Water heaters infested with sulfur-reducing bacteria can be treated. Sulfur-reducing bacteria die at temperatures of 140 degrees Fahrenheit or above, which is roughly equivalent to the “medium” setting on most home water heaters. Setting the water heater on “high” will raise the water temperature to approximately 160 degrees Fahrenheit and kill any sulfur-reducing bacteria in the tank. (Do this only if the water tank has a pressure relief valve and everyone in the house is warned, to prevent scalding.) After at least eight hours, the tank can be drained and the temperature setting returned to normal.
Raising the water heater temperature will temporarily solve the odor problem, but sulfur-reducing bacteria will quickly re-invade unless more permanent measures are taken. Removing the sacrificial anode will eliminate the problem, but it can also shorten the water heater’s lifespan significantly and may void the warranty. Replacing the magnesium rod with one made of zinc won’t totally eliminate sulfur-reducing bacteria, but it will greatly reduce the number of bacteria. Consult with a plumber before attempting to modify your water heater.
Point-of-Use Treatment (Carbon Filters)
Some point-of-entry (POE) and point-of-use (POU) systems can inhibit reproduction of bacteria and reduce associated odors and tastes. To determine the best system, you can use the NSF International online product database of drinking water treatment units. Visit the NSF International website at www.nsf.org or call 1-800-673-6275.

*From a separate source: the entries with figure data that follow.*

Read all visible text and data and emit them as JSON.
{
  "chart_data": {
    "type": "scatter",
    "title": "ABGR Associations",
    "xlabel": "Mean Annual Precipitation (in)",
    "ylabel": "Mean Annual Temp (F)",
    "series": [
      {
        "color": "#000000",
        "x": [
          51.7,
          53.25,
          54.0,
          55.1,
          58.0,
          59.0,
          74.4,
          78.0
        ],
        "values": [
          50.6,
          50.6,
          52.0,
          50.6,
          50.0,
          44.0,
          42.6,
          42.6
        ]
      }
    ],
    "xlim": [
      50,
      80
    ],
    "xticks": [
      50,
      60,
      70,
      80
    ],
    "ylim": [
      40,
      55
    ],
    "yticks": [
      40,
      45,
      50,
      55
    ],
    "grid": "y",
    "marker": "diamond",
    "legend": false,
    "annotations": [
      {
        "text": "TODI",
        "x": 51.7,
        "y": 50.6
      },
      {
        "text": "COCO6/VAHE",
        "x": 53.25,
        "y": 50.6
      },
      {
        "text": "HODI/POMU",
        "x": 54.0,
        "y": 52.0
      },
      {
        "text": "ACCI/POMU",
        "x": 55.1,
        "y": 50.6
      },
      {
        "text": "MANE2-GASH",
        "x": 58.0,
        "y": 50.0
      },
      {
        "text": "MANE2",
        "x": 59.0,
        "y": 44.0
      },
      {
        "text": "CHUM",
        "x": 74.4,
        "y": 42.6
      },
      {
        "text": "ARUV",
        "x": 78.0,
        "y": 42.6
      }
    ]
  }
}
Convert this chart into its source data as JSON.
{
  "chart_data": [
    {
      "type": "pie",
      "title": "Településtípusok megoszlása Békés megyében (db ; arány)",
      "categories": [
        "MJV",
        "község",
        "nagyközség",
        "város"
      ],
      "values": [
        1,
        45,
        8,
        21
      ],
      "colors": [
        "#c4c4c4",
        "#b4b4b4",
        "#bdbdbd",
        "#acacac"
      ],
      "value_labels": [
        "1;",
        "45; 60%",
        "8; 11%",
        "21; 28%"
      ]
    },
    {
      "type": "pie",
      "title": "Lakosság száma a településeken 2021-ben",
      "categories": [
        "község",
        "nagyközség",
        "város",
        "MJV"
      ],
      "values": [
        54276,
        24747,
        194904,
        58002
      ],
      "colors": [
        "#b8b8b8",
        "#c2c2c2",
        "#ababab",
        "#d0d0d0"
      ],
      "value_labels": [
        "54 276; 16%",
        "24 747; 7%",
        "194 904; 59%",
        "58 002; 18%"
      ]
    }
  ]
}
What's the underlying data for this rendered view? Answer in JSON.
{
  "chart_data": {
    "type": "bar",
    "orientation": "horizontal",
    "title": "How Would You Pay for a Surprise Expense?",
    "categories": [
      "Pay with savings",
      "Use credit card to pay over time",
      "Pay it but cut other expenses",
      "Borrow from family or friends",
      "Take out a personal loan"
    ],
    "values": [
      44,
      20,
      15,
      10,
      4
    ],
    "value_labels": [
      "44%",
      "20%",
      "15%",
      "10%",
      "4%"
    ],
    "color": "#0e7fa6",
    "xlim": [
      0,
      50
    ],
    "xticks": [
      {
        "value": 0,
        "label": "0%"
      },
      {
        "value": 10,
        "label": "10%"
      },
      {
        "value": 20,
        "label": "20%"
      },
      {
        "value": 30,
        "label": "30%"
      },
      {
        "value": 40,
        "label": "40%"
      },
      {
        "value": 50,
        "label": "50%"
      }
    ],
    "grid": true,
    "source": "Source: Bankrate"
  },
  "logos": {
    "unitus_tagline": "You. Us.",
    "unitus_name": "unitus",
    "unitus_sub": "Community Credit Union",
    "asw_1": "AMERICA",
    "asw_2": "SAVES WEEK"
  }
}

Shock chlorination or the other methods discussed should solve the immediate problems associated with iron or sulfur bacteria, but they may not be long-term solutions. Iron and sulfur bacteria tend to build up again a few months after treatment.
Bacteria problems are much easier to control after the initial contamination has been treated. However, to keep down bacterial re-growth, well owners can periodically disinfect their wells by shock chlorinating with a weaker chlorine solution, or by installing a chlorination unit that will constantly chlorinate the water. A licensed well contractor or water treatment professional can advise you on which option is best for you. There are positives and negatives to all solutions, so do your research and understand what your options are.
Reproduced from Colorado Department of Public Health and Environment, Laboratory Services Division, pamphlet on Iron and Sulfur Bacteria in Water Supplies.